Sedaris has written about family before—his pushy, optimistic, out-of-touch father, his sympathetic mother, his unabashedly foul-mouthed and foul-minded brother, his talented sisters, and his Francophile boyfriend Hugh. (The title, which Sedaris never addresses, is stolen from a book Hugh dreamed about.) Dress Your Family revisits them each in turn, in down-to-earth, mutedly funny essays about Sedaris' childhood attitude toward other families and toward a rich, detached relative, as well as various clashes and connivances with his parents, his sisters, and with childhood friends and acquaintances. Other essays dissect his adult siblings and father one by one, as his brother gets married and has his first child, his parents become slumlords, and he engages in revealing visits with his sisters Lisa and Tiffany, as well as arguments and house-hunting sessions with Hugh. An extremely small percentage of Dress Your Family's essays break the motif—one of the book's funniest installments, "Nuit Of The Living Dead," deals with Sedaris' unintentionally intimidating attempts to guide a lost traveler, while the most horrific ("Blood Work") describes an encounter with a confused fetishist during Sedaris' professional house-cleaning days—but still, this is the author's most focused theme since Holidays On Ice.

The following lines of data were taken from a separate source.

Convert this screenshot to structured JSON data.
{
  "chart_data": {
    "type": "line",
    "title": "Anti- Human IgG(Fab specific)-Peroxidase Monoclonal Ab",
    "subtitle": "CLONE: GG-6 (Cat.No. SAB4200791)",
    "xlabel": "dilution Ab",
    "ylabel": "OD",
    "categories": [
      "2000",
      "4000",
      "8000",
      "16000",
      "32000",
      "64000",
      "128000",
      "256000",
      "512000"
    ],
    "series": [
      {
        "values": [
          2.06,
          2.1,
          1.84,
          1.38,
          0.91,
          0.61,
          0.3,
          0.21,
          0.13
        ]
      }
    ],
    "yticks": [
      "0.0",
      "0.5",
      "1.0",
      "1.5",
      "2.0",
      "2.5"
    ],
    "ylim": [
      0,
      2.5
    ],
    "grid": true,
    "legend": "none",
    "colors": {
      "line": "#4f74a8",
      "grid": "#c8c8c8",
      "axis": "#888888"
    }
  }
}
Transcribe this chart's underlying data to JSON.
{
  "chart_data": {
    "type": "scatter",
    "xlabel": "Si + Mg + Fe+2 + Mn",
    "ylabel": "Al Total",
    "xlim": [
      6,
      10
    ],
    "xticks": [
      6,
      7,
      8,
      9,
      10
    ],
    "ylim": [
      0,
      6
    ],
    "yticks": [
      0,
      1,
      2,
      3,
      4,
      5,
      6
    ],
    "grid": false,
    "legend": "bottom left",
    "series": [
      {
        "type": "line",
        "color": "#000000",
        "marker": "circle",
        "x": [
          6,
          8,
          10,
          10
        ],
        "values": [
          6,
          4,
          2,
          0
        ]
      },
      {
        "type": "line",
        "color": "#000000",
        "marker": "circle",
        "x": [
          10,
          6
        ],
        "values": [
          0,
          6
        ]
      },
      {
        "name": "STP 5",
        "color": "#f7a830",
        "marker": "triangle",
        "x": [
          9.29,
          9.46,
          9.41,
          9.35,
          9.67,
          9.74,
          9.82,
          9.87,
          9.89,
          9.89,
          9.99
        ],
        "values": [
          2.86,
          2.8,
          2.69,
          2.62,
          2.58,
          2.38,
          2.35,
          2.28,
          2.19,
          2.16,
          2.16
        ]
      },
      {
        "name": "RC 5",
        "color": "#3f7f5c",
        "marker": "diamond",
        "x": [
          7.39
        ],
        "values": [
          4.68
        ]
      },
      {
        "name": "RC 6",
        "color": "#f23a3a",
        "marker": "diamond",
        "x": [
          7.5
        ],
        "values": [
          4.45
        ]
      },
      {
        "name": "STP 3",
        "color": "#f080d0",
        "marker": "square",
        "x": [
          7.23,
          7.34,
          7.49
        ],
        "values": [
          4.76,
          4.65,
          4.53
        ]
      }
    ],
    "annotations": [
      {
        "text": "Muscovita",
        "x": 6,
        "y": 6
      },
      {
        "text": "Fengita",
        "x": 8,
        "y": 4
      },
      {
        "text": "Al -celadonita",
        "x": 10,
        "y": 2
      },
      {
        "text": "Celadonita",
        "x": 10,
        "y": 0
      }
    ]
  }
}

Dress Your Family continues Sedaris' evolution toward plainer and sparer storytelling. The individual essays have mostly appeared in Esquire, GQ, or The New Yorker, or have been read on This American Life, and they have a hushed, serious tone which seems familiar from Me Talk Pretty One Day, but shows a distinct disinclination for Naked's denser, more hyperbolic tone or Holidays' more open comedy. Sedaris is still funny, largely in his straight-faced, withdrawn, dryly absurdist reactions to openly absurd events. But he's also increasingly thoughtful and grave as he considers his relationships and his past, and as he subtly implies the damage he's done to others and the marks they've left on him in turn. His wry charm remains intact, and his bizarre experiences are no less outlandish. But his take on them seems increasingly somber and adult, as though, with fewer new tales to tell, he's not only mining his past, but also analyzing it, putting it in order, and taking stock of himself in the process.